Les Pr Anta Diop et Th. Obenga n'ont pas changé leur thèse du début à la fin. Parmi toutes les preuves, la parenté linguistique comparée est la plus radicale. L'anthropologue français Jacques Lombard (29), dans son ouvrage paru vingt ans après ce colloque, écrit à propos de la parenté génétique linguistique : « (ce sont) les sciences humaines les plus avancées, car à la différence de la sociologie ou de l'ethnologie, elle est non relativiste, puisque ce sont les mêmes méthodes qui servent à décrire et à analyser une langue indienne, d'Amérique, d'Extrême-Orient ou européenne » et d'ajouter un argument très capital : « L'histoire, pour le linguiste, est secondaire ». Ce qui signifie que pour rechercher des corrélations entre des peuples très anciens et de leurs descendants, la parenté linguistique comparée met en lumiere des evidences indeniables.

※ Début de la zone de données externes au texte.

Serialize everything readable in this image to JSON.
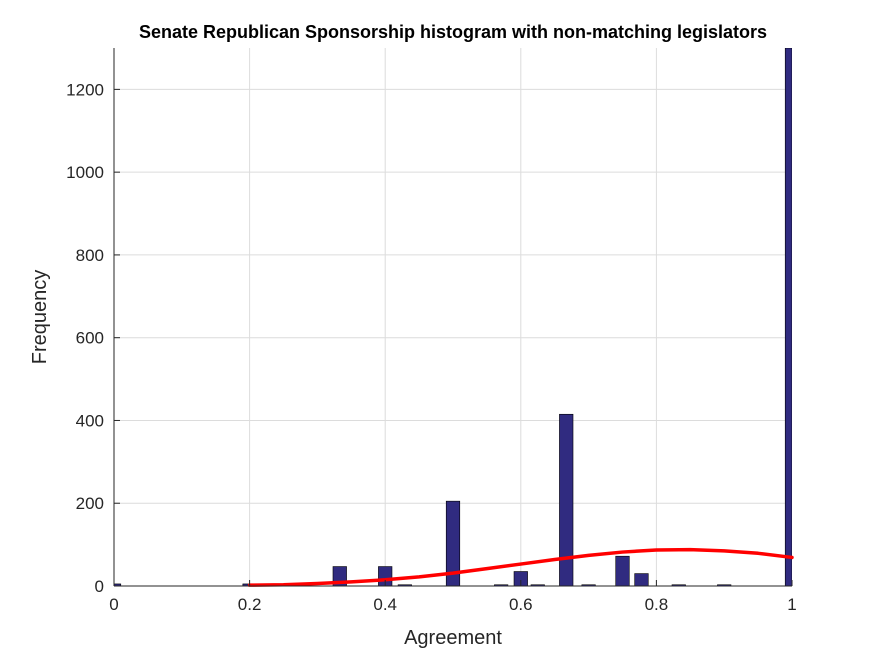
{
  "chart_data": {
    "type": "bar",
    "title": "Senate Republican Sponsorship histogram with non-matching legislators",
    "xlabel": "Agreement",
    "ylabel": "Frequency",
    "xlim": [
      0,
      1
    ],
    "ylim": [
      0,
      1300
    ],
    "xticks": [
      0,
      0.2,
      0.4,
      0.6,
      0.8,
      1
    ],
    "xtick_labels": [
      "0",
      "0.2",
      "0.4",
      "0.6",
      "0.8",
      "1"
    ],
    "yticks": [
      0,
      200,
      400,
      600,
      800,
      1000,
      1200
    ],
    "ytick_labels": [
      "0",
      "200",
      "400",
      "600",
      "800",
      "1000",
      "1200"
    ],
    "grid": true,
    "bin_width": 0.02,
    "bins": [
      {
        "x": 0.0,
        "value": 5
      },
      {
        "x": 0.2,
        "value": 5
      },
      {
        "x": 0.333,
        "value": 47
      },
      {
        "x": 0.4,
        "value": 47
      },
      {
        "x": 0.429,
        "value": 3
      },
      {
        "x": 0.5,
        "value": 205
      },
      {
        "x": 0.571,
        "value": 3
      },
      {
        "x": 0.6,
        "value": 35
      },
      {
        "x": 0.625,
        "value": 3
      },
      {
        "x": 0.667,
        "value": 415
      },
      {
        "x": 0.7,
        "value": 3
      },
      {
        "x": 0.75,
        "value": 72
      },
      {
        "x": 0.778,
        "value": 30
      },
      {
        "x": 0.833,
        "value": 3
      },
      {
        "x": 0.9,
        "value": 3
      },
      {
        "x": 1.0,
        "value": 1300
      }
    ],
    "fit_curve": {
      "type": "line",
      "x": [
        0.2,
        0.25,
        0.3,
        0.35,
        0.4,
        0.45,
        0.5,
        0.55,
        0.6,
        0.65,
        0.7,
        0.75,
        0.8,
        0.85,
        0.9,
        0.95,
        1.0
      ],
      "values": [
        2,
        3,
        6,
        10,
        15,
        22,
        31,
        42,
        53,
        64,
        74,
        82,
        87,
        88,
        85,
        79,
        69
      ]
    },
    "colors": {
      "bar_fill": "#302b80",
      "bar_edge": "#000000",
      "curve": "#ff0000",
      "grid": "#dcdcdc",
      "axis": "#262626"
    }
  }
}
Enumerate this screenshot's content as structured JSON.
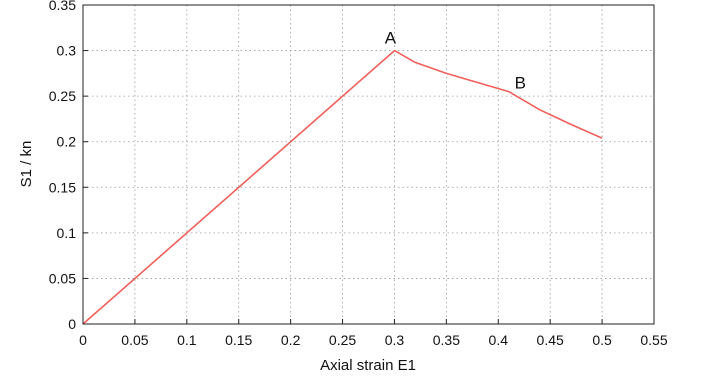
{
  "chart_data": {
    "type": "line",
    "xlabel": "Axial strain E1",
    "ylabel": "S1 / kn",
    "xlim": [
      0,
      0.55
    ],
    "ylim": [
      0,
      0.35
    ],
    "grid": true,
    "x_ticks": [
      "0",
      "0.05",
      "0.1",
      "0.15",
      "0.2",
      "0.25",
      "0.3",
      "0.35",
      "0.4",
      "0.45",
      "0.5",
      "0.55"
    ],
    "y_ticks": [
      "0",
      "0.05",
      "0.1",
      "0.15",
      "0.2",
      "0.25",
      "0.3",
      "0.35"
    ],
    "series": [
      {
        "color": "#f0605a",
        "x": [
          0,
          0.3,
          0.32,
          0.35,
          0.38,
          0.41,
          0.44,
          0.47,
          0.5
        ],
        "y": [
          0,
          0.3,
          0.287,
          0.275,
          0.265,
          0.255,
          0.235,
          0.219,
          0.204
        ]
      }
    ],
    "annotations": [
      {
        "text": "A",
        "x": 0.3,
        "y": 0.3
      },
      {
        "text": "B",
        "x": 0.41,
        "y": 0.255
      }
    ]
  }
}
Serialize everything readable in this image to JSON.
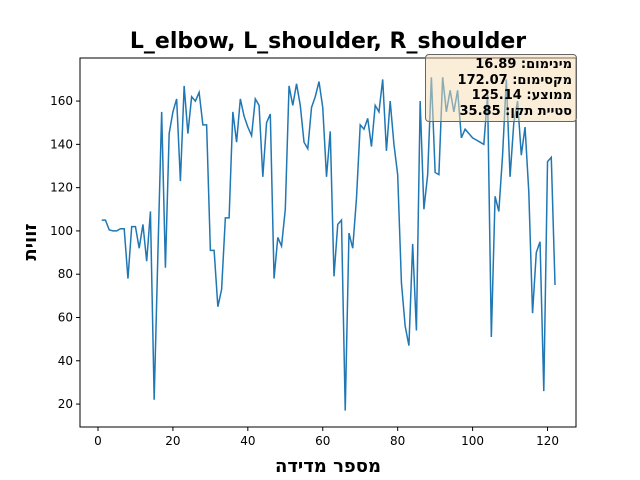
{
  "chart_data": {
    "type": "line",
    "title": "L_elbow, L_shoulder, R_shoulder",
    "x_label": "מספר מדידה",
    "y_label": "זווית",
    "x": [
      1,
      2,
      3,
      4,
      5,
      6,
      7,
      8,
      9,
      10,
      11,
      12,
      13,
      14,
      15,
      16,
      17,
      18,
      19,
      20,
      21,
      22,
      23,
      24,
      25,
      26,
      27,
      28,
      29,
      30,
      31,
      32,
      33,
      34,
      35,
      36,
      37,
      38,
      39,
      40,
      41,
      42,
      43,
      44,
      45,
      46,
      47,
      48,
      49,
      50,
      51,
      52,
      53,
      54,
      55,
      56,
      57,
      58,
      59,
      60,
      61,
      62,
      63,
      64,
      65,
      66,
      67,
      68,
      69,
      70,
      71,
      72,
      73,
      74,
      75,
      76,
      77,
      78,
      79,
      80,
      81,
      82,
      83,
      84,
      85,
      86,
      87,
      88,
      89,
      90,
      91,
      92,
      93,
      94,
      95,
      96,
      97,
      98,
      99,
      100,
      101,
      102,
      103,
      104,
      105,
      106,
      107,
      108,
      109,
      110,
      111,
      112,
      113,
      114,
      115,
      116,
      117,
      118,
      119,
      120,
      121,
      122
    ],
    "series": [
      {
        "color": "#1f77b4",
        "values": [
          105,
          105,
          100.5,
          100,
          100,
          101,
          101,
          78,
          102,
          102,
          92,
          103,
          86,
          109,
          22,
          90,
          155,
          83,
          145,
          155,
          161,
          123,
          167,
          145,
          162,
          160,
          164,
          149,
          149,
          91,
          91,
          65,
          73,
          106,
          106,
          155,
          141,
          161,
          153,
          148,
          144,
          161,
          158,
          125,
          150,
          154,
          78,
          97,
          93,
          110,
          167,
          158,
          168,
          158,
          141,
          138,
          157,
          162,
          169,
          157,
          125,
          146,
          79,
          103,
          105,
          17,
          99,
          92,
          115,
          149,
          147,
          152,
          139,
          158,
          155,
          170,
          137,
          160,
          140,
          126,
          76,
          56,
          47,
          94,
          54,
          160,
          110,
          126,
          171,
          127,
          126,
          171,
          155,
          165,
          155,
          165,
          143,
          147,
          145,
          143,
          142,
          141,
          140,
          163,
          51,
          116,
          109,
          135,
          170,
          125,
          150,
          160,
          135,
          148,
          118,
          62,
          90,
          95,
          26,
          132,
          134,
          75
        ]
      }
    ],
    "xlim": [
      -4.8,
      127.6
    ],
    "ylim": [
      9.4,
      179.9
    ],
    "xticks": [
      0,
      20,
      40,
      60,
      80,
      100,
      120
    ],
    "yticks": [
      20,
      40,
      60,
      80,
      100,
      120,
      140,
      160
    ],
    "annotation": [
      "מינימום: 16.89",
      "מקסימום: 172.07",
      "ממוצע: 125.14",
      "סטיית תקן: 35.85"
    ]
  }
}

Également dans un ouvrage collectif (30), écrit par des occidentaux, est fait mention de la même remarque importante : « Chaque fois qu'une langue apparaît à une époque historique, les plus anciens textes rédigés dans cette langue constituent un instantané précieux d'un moment de son évolution. Souvent on connaît plusieurs langues apparentées, implantées parfois fort loin les unes des autres et gardant pourtant d'indéniables ressemblances. Si ces ressemblances proviennent réellement d'une origine commune, ce qui est le plus souvent le cas, il est possible alors, grâce aux techniques de la linguistique, de reconstruire avec quelque précision la langue préhistorique dont elle est issue. Il se trouve que, dans toutes les langues du monde, ce sont précisément les termes de parenté qui résistent le mieux aux emprunts d'une langue à l'autre. Reconstruire une langue préhistorique, c'est donc retrouver quel était dans cette langue le vocabulaire de la parenté. C'est accéder à une certaine connaissance des structures de parenté dans la société disparue qui parlait cette langue ».

 

Pendant ce symposium du Caire de 1974, seul le Pr Obenga, a pu démontrer une parenté génétique linguistique entre les langues africaines bantu actuelles et celle de l'Égypte pharaonique dans sa forme la plus archaïque ; les autres tentatives ont échoué (avec les langues sémitiques ou négro-africaines, etc.) Il concluait son exposé en affirmant que cette parenté génétique permettra de dégager un « négro-égyptien » comparable à l'indo-européen.

Le Pr Cheikh Anta Diop établissait aussi une même parenté génétique entre le wolof et l'égyptien ancien.

 

Les conclusions générales du colloque recommandèrent aux spécialistes de la linguistique :


- « D'établir toutes les corrélations possibles entre les langues africaines et l'égyptien ancien (31) », « Devant l'impossibilité de relier génétiquement l'égyptien, le sémitique et le berbère (32) » ;


- « L'égyptien ne pouvait être isolé de son contexte africain et que le sémitique ne rendait pas compte de sa naissance (33). » ;


- Le terme Kamet c'est à dire Noir/Noire, fut définitivement accepté pour désigner les Égyptiens. Terme qu'eux-mêmes utilisaient pour se désigner.


- C'est lors de ce colloque que fut rejeté l'usage du terme biblique Cham, dénué de tout fondement scientifique (34).

Cette recommandation concerne surtout les Nègres du monde entier qui continuent à croire à la prétendue malédiction de la race noire dans la Bible. Ce symposium que certains croyaient être une « rencontre de simple circonstance » fut et nous venons de le montrer, un véritable affrontement de thèses scientifiques entre savants de réputation mondiale.